Historically, rapid reductions in fossil fuel consumption have been restricted to tiny countries like Denmark, but such situations are less significant in climate scenarios, where reductions should occur across continents.

Jewell and colleagues focused their research on cases in which fast rates of fossil fuel decline occurred in larger countries, indicating significant technological shifts or policy efforts while controlling for the size of the energy sector, growth in electricity demand, and the type of energy used to replace the declining fossil fuel.

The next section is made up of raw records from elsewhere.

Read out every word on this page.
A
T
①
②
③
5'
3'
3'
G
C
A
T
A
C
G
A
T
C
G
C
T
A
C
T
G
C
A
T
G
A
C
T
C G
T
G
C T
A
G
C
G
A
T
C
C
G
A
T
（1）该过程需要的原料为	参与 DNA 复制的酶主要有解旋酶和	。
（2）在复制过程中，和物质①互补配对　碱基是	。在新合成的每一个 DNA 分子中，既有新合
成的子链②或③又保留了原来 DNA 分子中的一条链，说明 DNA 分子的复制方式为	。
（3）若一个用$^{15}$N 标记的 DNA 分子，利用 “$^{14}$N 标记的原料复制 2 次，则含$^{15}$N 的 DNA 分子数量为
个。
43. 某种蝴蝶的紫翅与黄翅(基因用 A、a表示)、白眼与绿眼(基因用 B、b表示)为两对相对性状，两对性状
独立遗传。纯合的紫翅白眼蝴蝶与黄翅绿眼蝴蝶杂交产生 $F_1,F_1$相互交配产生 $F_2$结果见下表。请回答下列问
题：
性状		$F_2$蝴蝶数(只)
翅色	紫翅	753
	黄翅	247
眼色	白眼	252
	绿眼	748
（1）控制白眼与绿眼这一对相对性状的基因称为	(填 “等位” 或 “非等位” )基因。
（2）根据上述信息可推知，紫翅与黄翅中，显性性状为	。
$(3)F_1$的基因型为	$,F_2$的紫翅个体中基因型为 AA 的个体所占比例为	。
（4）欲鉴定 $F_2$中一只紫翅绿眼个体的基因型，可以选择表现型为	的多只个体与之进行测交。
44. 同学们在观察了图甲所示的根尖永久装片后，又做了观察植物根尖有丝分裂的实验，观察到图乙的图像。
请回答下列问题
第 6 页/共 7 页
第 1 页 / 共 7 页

They used a method called “feasibility space,” which finds combinations of factors that make a climate action viable in certain situations, to compare these episodes of historical fossil fuel decline to climate mitigation scenarios.

“We were surprised to find that the use of some fossil fuels, particularly oil, actually declined quite rapidly in the 1970s and the 1980s in Western Europe and other industrialized countries like Japan,” says Jewell. “This is not the time period that is typically associated with energy transitions, but we came to believe that some important lessons can be drawn from there.”

In the past, rapid depletion of fossil fuels necessitated improvements in competing technologies, a significant desire to modify energy systems (for example, to avoid energy security risks), and effective political institutions to carry out the necessary adjustments.

“We were less surprised, but still somewhat impressed, by how fast the use of coal must decline in the future to reach climate targets,” she adds, noting that, of all the fossil fuels, coal would need to decline the most rapidly to meet climate targets, particularly in Asia and the OECD regions where coal use is concentrated.

About half of the IPCC 1.5°C-compatible scenarios predict a quicker fall in coal in Asia than any of these scenarios. The other possibilities, as well as many more scenarios for coal and gas decline in other areas, have only parallelled in smaller electrical markets where oil was replaced by coal, gas, or nuclear power in response to energy security challenges.

Finding mechanisms of fossil fuel decline that go far beyond historical experience or present promises is required to meet the 1.5°C objective. Nearly all scenarios for the fall of coal in Asia in line with the Paris Agreement’s aims, according to the authors, would be historically unique or have just a few examples.

Over half of the scenarios for coal decrease in OECD nations, as well as over half of the scenarios for reducing gas usage in reforming economies, the Middle East, or Africa, would be unprecedented or unusual.

“This signals both an enormous challenge of seeing through such rapid decline of fossil fuels and the need to learn from historical lessons when rapid declines were achieved on the national scale,” says Jewell.